How is Assange keeping up in the embassy?
What’s amazing is how much he’s kept doing under these circumstances. He was key in assisting Snowden in seeking political asylum, and it’s pretty remarkable, given the number of intelligence agencies that are paying attention to his movements, that he was able to do that.
You were forced to edit CitizenFour in Berlin, but you’ve been editing Risk in New York. So things are better?
When I approached Julian, it was when the grand jury investigation was really heating up. I was being detained at the border on a U.S. government terrorist watch list, which I’ve been on since 2006. So I felt for the safety of the material that it wasn’t safe for me, in 2012, to edit it [in the U.S.]. That’s what brought me to Berlin. While I was there, that’s when Snowden contacted me. I stayed away from the U.S. for about two years, and at some point I came back after the first year of reporting on the NSA.

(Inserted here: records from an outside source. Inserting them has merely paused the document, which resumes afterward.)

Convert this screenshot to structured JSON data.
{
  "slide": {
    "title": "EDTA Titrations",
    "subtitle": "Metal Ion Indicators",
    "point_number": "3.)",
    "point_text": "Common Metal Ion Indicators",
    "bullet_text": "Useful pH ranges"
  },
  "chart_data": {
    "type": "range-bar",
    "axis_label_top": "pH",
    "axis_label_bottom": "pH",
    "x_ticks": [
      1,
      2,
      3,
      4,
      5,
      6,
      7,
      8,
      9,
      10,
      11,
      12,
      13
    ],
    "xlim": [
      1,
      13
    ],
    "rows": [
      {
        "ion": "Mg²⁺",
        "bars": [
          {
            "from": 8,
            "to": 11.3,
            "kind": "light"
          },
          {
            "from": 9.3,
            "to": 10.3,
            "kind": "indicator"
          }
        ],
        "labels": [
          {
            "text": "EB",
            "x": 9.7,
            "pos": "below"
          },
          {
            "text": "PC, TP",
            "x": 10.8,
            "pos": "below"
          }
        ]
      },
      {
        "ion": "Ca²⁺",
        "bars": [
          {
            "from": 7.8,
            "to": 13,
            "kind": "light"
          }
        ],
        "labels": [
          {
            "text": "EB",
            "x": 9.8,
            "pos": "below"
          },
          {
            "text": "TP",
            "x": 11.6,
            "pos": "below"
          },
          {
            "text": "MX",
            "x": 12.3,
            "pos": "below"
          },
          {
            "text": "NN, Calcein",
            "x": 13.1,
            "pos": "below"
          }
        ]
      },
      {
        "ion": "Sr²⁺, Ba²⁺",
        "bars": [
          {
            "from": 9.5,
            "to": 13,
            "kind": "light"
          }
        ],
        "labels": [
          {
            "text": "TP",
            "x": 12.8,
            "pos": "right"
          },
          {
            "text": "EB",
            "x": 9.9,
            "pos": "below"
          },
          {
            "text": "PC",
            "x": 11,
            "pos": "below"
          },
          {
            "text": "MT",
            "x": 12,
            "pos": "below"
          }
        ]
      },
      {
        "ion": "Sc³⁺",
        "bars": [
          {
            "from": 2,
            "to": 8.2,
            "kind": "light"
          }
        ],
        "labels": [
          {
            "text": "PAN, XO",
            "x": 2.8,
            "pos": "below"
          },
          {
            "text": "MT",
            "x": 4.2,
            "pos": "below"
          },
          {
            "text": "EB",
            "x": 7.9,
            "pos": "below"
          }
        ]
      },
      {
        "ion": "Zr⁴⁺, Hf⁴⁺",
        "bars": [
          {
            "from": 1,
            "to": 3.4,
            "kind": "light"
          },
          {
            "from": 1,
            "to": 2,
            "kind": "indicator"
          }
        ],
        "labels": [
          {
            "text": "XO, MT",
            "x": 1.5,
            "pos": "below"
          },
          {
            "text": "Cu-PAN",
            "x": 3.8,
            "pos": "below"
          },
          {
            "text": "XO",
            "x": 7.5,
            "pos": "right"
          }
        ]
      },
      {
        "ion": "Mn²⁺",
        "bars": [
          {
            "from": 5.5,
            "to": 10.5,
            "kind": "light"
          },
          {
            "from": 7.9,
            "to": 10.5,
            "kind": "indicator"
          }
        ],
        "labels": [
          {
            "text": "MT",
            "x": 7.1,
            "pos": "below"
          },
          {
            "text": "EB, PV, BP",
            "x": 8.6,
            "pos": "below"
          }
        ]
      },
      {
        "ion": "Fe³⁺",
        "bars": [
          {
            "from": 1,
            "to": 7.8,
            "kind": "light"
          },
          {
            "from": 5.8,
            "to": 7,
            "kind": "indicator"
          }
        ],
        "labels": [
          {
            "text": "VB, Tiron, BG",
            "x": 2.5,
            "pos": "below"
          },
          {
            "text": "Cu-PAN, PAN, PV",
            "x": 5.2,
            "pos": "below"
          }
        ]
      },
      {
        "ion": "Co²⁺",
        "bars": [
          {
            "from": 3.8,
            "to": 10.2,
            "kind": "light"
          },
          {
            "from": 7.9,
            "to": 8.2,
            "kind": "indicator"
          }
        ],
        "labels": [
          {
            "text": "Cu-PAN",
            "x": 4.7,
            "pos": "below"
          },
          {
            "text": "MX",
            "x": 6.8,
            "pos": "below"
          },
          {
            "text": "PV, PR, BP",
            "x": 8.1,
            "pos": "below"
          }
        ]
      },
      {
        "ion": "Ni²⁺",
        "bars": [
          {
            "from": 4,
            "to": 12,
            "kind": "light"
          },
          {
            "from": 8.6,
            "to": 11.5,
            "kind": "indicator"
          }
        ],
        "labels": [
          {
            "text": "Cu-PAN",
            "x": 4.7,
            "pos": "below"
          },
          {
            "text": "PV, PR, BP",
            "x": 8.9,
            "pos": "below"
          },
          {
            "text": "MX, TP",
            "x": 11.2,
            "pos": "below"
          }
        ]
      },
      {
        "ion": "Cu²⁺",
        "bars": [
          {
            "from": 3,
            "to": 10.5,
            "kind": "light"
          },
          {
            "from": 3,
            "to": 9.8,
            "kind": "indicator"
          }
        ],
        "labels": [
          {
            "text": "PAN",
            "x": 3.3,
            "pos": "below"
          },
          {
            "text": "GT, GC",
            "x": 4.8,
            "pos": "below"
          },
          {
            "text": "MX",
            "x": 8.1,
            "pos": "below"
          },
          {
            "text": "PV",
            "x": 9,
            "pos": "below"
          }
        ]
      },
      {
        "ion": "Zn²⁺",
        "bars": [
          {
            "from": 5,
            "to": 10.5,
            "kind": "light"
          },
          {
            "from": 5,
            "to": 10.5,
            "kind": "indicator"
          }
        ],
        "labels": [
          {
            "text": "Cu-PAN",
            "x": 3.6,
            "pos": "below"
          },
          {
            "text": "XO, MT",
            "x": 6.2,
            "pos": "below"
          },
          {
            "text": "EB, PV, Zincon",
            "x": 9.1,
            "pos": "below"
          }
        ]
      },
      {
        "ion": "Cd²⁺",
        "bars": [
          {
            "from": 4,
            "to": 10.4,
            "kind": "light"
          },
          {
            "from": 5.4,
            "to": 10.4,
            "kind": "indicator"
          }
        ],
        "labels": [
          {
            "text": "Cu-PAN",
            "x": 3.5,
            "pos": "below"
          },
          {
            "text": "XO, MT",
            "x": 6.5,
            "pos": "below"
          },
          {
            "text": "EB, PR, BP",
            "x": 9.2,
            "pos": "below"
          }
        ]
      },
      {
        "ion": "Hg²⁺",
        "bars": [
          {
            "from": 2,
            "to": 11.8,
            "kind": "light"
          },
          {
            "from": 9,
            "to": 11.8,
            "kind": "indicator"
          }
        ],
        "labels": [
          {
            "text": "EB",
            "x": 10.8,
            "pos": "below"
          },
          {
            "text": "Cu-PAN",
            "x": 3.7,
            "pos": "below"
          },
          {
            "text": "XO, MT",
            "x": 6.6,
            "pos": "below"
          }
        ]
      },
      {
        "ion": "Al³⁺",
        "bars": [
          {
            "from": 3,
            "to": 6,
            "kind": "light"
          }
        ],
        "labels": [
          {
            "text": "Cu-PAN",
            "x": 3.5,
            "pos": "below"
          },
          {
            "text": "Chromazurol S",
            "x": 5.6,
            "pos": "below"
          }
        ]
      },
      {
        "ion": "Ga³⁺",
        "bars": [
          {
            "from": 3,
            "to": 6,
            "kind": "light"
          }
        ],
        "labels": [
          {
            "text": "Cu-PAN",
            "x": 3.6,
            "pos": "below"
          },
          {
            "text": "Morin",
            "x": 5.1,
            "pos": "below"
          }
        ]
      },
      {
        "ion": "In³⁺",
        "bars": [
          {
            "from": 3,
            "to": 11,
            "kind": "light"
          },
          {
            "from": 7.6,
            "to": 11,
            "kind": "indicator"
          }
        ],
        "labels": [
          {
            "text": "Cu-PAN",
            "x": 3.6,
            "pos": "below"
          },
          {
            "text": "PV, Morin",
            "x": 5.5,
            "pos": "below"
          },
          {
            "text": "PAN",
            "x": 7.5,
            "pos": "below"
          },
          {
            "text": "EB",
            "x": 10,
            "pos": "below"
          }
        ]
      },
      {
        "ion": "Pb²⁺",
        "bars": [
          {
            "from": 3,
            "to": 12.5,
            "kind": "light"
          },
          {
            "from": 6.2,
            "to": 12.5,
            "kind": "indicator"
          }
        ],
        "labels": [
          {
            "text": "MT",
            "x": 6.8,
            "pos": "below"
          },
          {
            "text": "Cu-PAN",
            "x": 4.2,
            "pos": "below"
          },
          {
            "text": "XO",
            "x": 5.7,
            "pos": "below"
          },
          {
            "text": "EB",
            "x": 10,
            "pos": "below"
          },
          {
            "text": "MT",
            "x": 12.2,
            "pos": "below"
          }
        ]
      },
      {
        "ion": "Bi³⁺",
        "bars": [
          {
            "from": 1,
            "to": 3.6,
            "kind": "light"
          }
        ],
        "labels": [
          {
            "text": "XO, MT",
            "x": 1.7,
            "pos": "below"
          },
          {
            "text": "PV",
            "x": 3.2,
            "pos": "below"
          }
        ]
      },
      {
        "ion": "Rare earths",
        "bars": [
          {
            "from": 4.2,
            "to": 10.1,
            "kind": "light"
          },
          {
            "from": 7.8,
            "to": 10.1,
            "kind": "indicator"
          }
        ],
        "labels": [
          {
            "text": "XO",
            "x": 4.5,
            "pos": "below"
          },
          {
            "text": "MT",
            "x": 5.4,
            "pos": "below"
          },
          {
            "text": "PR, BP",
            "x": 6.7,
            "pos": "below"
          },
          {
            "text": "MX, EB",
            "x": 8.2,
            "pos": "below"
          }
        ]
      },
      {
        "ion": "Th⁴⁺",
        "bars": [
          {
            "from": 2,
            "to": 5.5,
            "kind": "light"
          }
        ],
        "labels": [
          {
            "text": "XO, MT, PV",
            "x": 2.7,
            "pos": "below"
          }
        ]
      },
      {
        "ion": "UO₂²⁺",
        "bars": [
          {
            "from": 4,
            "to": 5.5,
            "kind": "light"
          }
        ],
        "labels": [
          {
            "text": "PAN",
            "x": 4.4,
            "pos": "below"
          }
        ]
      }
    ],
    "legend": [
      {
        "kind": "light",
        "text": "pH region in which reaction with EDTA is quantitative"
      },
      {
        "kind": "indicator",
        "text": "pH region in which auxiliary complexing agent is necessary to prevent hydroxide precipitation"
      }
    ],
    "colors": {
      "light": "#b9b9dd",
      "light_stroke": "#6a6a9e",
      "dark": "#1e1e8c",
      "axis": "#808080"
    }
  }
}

Are you still on the list?
Well, that’s the thing about a secret terrorist watch list, you can’t just call up and find out. I think I’m still on the list. There’s a film that I’m not going to go into details about that suggests I’m still on the list. But there’s something that they call a “silent hit” — you’re on a list, they flag when you come and go. But I’m not stopped in the same way.
What do you think of Hollywood’s track record in covering the work of whistle-blowers so far?
I’m going to pass on that question!
Have you seen the trailer for Oliver Stone’s Snowden? What hopes do you have for that film?
Again, I’m going to pass. Here’s the thing, I’m a filmmaker and I love great cinema, and if it’s great, I’m going to be the first one to say it’s great. I hope it’s a good film.
Do you think the outcome of the upcoming U.S. election could influence Assange’s future?
I think all the future is going to be heavily influenced by that!